The Bottom? When will the economy turn up again? At first the crystal-ball-gazers looked for an upturn starting at midyear. Now they have put the turn farther off, barring a tax cut that might give the U.S. a fast boost. Most economists agree with harvard Economist Sumner Slichter, who says: "It will be six months before the economy shows much pep." They think the recession will reach bottom soon, may be there even now. Then, say economists, it will rock along on a relatively even keel for six months or more before turning gradually upward in 1958's final quarter.
One reason many a businessman thinks that the recession is already bottoming out is the drastic cut in inventories. So many companies are eating into inventories so fast that it looks as if they will soon have to start ordering again whether they like it or not. Best evidence came from the National Association of Purchasing Agents, whose members were the first to issue a warning last fall. Last week the association reported that its members were more optimistic in February than at any time since last November; 24% reported that their new-order situation was improving, v. only 15% in January. Added the agents' Chicago association: "There is a slight indication that we may just about have reached bottom, and a reversal will start taking place in the not too distant future."
Another encouraging sign comes from railroaders, who reported that freight car-loadings, which had one of the worst slides, may have hit bottom. Though car-loadings for the year are still 17.5% below 1957, railroaders attribute at least part of the trouble to winter snows that tied up Eastern lines during February, and note a small but definite uptrend so far in March. A second hint that companies may start ordering soon: during a walkout at Aluminum Co. of America's Alcoa (Tenn.) plant late in January, General Electric Co. got a court order after four days to enter the plant and get desperately needed aluminum it had on order.

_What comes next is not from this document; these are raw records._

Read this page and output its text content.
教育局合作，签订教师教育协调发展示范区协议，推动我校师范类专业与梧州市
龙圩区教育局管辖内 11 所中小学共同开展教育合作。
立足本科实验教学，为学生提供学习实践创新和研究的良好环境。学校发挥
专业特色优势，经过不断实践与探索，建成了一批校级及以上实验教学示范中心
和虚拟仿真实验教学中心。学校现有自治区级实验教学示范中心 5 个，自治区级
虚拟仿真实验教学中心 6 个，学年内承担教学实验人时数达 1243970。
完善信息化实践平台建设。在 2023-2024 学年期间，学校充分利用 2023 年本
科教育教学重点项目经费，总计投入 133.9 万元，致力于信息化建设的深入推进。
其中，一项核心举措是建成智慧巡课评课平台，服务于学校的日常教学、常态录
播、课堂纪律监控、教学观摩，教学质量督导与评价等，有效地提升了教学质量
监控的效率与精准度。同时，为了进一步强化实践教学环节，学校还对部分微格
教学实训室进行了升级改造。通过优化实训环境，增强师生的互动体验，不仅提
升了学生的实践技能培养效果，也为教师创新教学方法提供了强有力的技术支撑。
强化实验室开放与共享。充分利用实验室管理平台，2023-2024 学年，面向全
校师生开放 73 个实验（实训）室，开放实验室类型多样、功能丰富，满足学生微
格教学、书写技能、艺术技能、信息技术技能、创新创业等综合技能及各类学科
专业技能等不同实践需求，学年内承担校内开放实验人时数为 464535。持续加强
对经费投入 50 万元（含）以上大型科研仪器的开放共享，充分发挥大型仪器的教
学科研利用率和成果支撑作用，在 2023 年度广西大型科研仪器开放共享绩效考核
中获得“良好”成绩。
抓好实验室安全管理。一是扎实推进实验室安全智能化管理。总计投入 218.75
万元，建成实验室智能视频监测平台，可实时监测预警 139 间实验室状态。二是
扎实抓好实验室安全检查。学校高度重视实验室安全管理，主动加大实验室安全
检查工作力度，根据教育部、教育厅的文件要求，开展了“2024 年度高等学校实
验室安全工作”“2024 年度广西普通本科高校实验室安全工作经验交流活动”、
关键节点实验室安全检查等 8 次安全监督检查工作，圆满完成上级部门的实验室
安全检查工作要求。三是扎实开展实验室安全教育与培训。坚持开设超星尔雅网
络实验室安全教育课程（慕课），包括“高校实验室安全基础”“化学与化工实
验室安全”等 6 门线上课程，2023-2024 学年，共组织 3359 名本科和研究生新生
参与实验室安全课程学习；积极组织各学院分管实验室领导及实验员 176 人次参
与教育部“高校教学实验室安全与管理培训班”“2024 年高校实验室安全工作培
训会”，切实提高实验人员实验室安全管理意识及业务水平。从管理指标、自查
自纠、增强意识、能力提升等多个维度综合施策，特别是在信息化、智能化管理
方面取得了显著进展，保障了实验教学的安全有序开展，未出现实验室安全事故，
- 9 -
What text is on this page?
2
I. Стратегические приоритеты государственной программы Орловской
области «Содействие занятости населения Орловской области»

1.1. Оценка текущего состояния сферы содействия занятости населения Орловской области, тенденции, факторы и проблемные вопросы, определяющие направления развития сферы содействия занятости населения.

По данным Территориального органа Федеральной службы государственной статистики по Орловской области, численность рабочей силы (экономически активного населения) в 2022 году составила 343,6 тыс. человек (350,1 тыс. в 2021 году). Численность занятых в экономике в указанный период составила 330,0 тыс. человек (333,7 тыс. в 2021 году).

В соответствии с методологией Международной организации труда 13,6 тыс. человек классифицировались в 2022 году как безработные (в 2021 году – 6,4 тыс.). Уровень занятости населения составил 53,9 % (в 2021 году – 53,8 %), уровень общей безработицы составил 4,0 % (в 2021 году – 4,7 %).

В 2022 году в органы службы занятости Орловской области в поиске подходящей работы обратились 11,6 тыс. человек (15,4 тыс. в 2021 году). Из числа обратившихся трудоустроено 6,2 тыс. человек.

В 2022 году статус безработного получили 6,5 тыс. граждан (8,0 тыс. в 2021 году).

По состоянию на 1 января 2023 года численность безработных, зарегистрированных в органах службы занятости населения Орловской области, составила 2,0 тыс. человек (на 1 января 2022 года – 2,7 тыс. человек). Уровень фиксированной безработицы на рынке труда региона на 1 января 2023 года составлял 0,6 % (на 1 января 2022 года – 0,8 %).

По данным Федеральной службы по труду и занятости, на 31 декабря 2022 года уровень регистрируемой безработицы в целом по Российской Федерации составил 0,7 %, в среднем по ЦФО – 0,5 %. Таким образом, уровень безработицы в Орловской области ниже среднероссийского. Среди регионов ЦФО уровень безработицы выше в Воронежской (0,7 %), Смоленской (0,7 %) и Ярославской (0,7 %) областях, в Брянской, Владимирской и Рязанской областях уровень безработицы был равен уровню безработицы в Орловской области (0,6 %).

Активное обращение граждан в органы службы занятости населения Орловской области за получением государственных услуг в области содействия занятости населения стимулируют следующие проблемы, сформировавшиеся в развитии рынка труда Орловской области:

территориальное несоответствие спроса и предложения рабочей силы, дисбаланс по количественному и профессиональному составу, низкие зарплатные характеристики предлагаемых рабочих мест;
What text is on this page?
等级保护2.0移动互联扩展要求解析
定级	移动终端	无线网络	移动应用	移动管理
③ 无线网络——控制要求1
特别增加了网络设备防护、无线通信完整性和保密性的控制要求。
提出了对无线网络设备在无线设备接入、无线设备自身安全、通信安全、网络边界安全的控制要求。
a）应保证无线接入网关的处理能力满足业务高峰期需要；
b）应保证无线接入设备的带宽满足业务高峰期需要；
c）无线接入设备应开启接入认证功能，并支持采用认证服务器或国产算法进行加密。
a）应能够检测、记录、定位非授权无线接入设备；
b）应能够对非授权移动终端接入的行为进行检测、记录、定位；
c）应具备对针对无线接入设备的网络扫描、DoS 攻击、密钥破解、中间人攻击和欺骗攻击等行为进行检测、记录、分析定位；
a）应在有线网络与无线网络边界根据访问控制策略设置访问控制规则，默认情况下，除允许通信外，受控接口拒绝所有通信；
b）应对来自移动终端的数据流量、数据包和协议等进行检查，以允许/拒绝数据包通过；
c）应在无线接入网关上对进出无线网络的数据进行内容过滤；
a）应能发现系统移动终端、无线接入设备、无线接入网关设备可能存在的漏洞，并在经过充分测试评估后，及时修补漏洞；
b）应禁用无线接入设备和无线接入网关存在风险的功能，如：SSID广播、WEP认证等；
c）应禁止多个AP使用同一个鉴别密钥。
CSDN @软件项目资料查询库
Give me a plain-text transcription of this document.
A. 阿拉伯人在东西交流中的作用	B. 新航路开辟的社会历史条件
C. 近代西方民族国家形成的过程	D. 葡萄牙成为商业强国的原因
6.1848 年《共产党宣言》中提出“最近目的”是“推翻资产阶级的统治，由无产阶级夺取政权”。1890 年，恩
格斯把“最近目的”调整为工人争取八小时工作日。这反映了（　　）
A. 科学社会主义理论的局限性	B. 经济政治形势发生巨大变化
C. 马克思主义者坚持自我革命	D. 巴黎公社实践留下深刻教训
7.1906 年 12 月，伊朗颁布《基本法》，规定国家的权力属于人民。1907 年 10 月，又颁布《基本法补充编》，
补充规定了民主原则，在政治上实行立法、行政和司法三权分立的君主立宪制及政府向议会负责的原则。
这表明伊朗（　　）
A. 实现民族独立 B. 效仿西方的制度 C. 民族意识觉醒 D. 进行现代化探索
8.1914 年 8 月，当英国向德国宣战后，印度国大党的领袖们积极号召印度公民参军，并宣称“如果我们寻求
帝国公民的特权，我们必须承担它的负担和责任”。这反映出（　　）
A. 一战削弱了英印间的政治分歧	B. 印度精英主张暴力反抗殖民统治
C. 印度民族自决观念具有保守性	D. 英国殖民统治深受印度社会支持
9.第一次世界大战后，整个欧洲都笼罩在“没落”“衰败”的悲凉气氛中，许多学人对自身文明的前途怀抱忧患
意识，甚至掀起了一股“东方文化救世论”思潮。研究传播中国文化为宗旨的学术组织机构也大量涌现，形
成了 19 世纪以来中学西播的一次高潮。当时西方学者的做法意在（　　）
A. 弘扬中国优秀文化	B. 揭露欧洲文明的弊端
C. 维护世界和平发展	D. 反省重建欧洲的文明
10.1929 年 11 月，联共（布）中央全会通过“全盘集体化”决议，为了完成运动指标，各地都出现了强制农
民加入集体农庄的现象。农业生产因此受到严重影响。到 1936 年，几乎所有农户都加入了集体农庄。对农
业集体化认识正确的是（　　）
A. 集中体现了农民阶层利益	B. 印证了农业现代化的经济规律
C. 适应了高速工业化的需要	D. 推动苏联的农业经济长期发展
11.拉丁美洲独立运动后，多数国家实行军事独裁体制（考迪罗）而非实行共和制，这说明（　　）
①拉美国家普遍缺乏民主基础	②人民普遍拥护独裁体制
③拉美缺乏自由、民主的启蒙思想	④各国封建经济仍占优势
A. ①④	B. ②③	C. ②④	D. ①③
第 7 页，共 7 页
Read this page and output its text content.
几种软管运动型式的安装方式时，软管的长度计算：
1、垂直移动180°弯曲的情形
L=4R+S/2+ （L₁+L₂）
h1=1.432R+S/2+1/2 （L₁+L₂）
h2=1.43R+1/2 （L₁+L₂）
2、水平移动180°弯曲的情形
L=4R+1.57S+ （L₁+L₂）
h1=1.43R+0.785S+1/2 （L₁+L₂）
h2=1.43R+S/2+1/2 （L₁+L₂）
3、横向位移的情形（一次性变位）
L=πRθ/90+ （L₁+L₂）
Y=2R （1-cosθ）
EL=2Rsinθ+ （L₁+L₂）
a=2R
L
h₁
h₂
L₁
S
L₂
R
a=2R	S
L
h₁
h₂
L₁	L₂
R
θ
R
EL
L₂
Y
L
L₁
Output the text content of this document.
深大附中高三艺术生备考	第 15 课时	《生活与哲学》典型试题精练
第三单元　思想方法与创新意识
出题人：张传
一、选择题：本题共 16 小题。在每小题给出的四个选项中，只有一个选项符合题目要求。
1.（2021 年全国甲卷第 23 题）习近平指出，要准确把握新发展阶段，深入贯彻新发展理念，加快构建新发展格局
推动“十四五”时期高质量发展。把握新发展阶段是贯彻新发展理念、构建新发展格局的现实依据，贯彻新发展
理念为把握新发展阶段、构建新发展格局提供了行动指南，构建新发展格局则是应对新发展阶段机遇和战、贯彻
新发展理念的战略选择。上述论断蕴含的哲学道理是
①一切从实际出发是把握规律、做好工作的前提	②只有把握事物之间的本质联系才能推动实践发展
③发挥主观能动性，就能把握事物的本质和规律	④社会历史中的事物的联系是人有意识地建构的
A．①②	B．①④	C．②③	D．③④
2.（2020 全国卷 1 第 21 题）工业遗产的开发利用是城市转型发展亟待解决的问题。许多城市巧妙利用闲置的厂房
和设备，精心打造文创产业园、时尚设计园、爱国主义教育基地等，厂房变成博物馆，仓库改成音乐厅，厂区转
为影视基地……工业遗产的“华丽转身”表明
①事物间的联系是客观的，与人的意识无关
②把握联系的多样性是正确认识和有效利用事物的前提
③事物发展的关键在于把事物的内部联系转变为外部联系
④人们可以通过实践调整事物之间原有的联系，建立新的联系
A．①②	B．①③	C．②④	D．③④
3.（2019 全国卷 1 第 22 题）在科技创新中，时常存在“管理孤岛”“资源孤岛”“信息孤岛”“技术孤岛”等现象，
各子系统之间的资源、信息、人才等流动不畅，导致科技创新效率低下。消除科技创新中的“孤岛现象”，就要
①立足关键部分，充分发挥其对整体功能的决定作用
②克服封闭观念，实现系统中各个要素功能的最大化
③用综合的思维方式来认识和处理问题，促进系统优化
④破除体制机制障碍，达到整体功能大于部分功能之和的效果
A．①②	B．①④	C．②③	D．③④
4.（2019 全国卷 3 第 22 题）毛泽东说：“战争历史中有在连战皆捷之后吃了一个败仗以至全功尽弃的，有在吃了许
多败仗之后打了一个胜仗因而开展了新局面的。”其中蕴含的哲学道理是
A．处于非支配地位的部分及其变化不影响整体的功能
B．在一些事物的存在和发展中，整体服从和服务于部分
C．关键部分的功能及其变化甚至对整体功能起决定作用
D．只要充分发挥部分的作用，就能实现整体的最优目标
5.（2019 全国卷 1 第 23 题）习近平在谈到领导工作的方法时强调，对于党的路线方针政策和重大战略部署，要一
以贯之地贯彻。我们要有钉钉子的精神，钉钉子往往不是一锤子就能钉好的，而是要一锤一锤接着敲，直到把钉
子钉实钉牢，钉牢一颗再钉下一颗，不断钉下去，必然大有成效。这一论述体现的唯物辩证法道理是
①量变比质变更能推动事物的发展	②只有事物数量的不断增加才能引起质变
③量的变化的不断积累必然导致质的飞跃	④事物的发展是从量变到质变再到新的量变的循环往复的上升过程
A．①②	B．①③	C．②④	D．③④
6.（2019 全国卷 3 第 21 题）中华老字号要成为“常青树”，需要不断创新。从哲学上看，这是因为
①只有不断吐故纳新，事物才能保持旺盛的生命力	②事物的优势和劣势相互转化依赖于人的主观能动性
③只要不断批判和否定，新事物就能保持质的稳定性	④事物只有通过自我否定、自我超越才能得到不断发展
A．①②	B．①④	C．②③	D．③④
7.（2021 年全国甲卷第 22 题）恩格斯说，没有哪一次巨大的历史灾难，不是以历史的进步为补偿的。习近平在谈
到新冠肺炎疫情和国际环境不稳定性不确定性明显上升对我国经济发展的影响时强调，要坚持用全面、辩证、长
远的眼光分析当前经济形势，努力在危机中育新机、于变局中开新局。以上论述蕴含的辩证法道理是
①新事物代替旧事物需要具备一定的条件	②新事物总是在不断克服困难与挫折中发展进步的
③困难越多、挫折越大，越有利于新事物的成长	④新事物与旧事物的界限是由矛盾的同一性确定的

Copper producers also think that their customers, who have been liquidating inventories ever since September 1956, may be getting down to empty warehouses. Anaconda Copper Chairman Roy H. Glover reports that inventories are down to the point where any substantial reversal in business trends will mean a sharp pickup for the industry. Says Glover, who notes that all customers now demand immediate delivery: "Many of our very important customers now freely say that their inventories are on the tailgates of our trucks."